Act fast. The longer your organisation delays, the less control you have over the situation.
Generally, the best approach is to own up to your flaws and failings openly and honestly, and commit to doing better in future – and then act on it.
Scripted, inaccurate or slippery responses will make the situation worse. Mis-timed social media marketing campaigns will also exacerbate the problem – when you’re under attack, it’s not the time to launch a hashtag campaign your customers can use to complain about you a la #yourtaxis.
So, is bad publicity ever good?
According to a study conducted by Stanford University, bad publicity may actually be good for brand awareness. This is largely dependent on who you are, and who knows about you.
The study focused on buying patterns around 240 fiction titles reviewed by the New York Times. Unsurprisingly, researchers found that positive reviews always increased book sales anywhere from 32 to 52 per cent. For books written by well-known authors, negative reviews led to a 15 per cent decrease in sales.

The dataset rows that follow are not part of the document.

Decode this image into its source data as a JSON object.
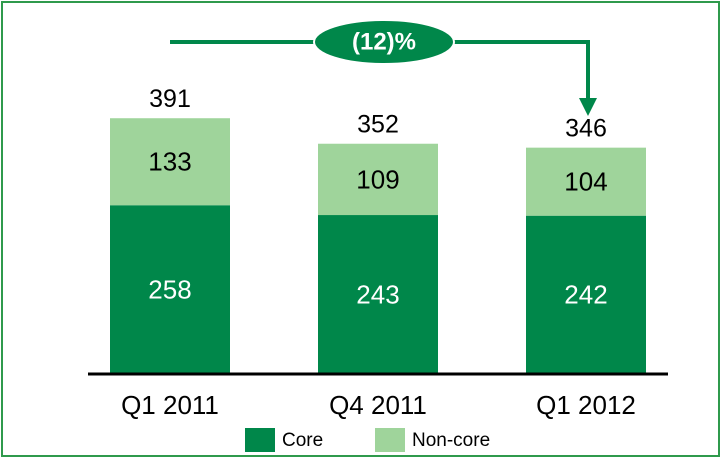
{
  "chart_data": {
    "type": "stacked_bar",
    "categories": [
      "Q1 2011",
      "Q4 2011",
      "Q1 2012"
    ],
    "series": [
      {
        "name": "Core",
        "color": "#00874a",
        "values": [
          258,
          243,
          242
        ]
      },
      {
        "name": "Non-core",
        "color": "#9fd49b",
        "values": [
          133,
          109,
          104
        ]
      }
    ],
    "totals": [
      391,
      352,
      346
    ],
    "ylim": [
      0,
      480
    ],
    "annotation": "(12)%",
    "legend": "bottom"
  }
}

However, the real surprise comes when you review the results of book sales, by relatively unknown authors. Negative publicity had the opposite effect on book sales in this category, increasing sales by 45 per cent.
Essentially, bad reviews brought attention to works that would have gone unnoticed, and therefore resulted in increased sales. This research indicates that new players in the market may benefit from publicity of any kind, however big brands have much more at stake.
Advice for the wise
While bad publicity can bring you attention, it is usually not the type of attention you want. Remember, the public are increasingly focused on social responsibility, and are spending and associating with organisations that reflect these values.
However, it’s important to remember negative publicity can happen to anyone who isn’t prepared, and the effects can be long lasting if not handled appropriately. So avoid being a deer in headlights and be prepared, tackle it openly and honestly, and the public could ultimately forgive you.